In closed collarbone fractures, a clavicular deformity is visibly observed. Audible grating sounds on the affected area strongly indicate that the integrity of the collarbone has been completely disrupted.
In a case of an open clavicular fracture, where the broken bone opens through the skin, bleeding is frequently reported.
Diagnosis of clavicular fractures is based on the results of physical examination and on the data obtained from the medical history. The mechanism of injury is also determined.
An X-ray is usually ordered to assess the severity of the injury and to determine if the extent of damage. If complications are suspected, chest radiography or an angiography might be indicated.
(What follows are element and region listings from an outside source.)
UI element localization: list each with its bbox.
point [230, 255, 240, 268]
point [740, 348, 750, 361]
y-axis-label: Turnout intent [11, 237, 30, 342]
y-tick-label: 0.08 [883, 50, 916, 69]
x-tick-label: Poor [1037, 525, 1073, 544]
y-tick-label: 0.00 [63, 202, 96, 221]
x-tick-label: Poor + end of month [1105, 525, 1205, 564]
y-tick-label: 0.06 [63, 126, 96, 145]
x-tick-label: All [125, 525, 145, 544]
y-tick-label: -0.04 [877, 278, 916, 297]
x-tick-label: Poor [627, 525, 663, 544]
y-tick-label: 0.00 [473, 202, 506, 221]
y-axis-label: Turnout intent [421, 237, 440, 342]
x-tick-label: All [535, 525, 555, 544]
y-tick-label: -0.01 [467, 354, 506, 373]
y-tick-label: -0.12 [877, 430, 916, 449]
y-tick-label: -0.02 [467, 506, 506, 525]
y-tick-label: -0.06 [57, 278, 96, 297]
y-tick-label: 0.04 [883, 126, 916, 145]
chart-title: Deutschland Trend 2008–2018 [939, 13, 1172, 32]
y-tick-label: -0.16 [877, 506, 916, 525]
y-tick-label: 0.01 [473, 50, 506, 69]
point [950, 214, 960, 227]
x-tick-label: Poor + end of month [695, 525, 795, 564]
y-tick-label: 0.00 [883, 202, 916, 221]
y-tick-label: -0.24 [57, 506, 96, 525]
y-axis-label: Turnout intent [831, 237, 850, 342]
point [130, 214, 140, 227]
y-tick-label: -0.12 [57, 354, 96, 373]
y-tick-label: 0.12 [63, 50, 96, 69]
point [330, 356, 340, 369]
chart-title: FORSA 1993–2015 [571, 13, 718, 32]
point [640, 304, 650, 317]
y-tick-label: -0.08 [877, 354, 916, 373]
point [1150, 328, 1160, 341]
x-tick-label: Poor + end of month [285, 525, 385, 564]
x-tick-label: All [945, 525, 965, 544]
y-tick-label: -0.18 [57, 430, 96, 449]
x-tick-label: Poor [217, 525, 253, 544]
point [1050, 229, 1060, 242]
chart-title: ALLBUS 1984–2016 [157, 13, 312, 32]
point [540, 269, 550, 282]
After the trauma, the affected extremity is immediately immobilized with a sling to prevent any arm movement that could aggravate the injury. An ice or cold pack is applied to the involved area.
The first goal of treatment is to realign the fractured bones since it is of utmost importance that they heal in the correct position. The clavicle and the arm are immobilized through a sling, using a figure-of-eight clavicular splint or a triangular bandage.
An Ace bandage is also used to wrap around the arm and trunk to limit any additional movement that can worsen the condition. An ice pack application for 15 to 20 minutes, at least three times a day, for the first 72 hours is recommended to decrease the swelling and the pain.
To alleviate the pain, non-steroidal anti-inflammatory medications are usually prescribed. In an open fracture, the bleeding is initially controlled. Afterward, prophylactic antibiotics and tetanus immunization are additionally administered.
A surgical procedure might be necessary if the clavicle and the surrounding structures are severely displaced. If the vessels, the lung or the brachial plexus is damaged, an immediate surgery is recommended to prevent the occurrence of neurological or vascular complications.
After the fractured bones have fused and completely healed, physical therapy exercises are prescribed. Initially, the program includes simple ranges of motion exercises, progressing to shoulder strengthening and flexibility exercises to restore full shoulder function.
A gradual return to normal activities is also recommended.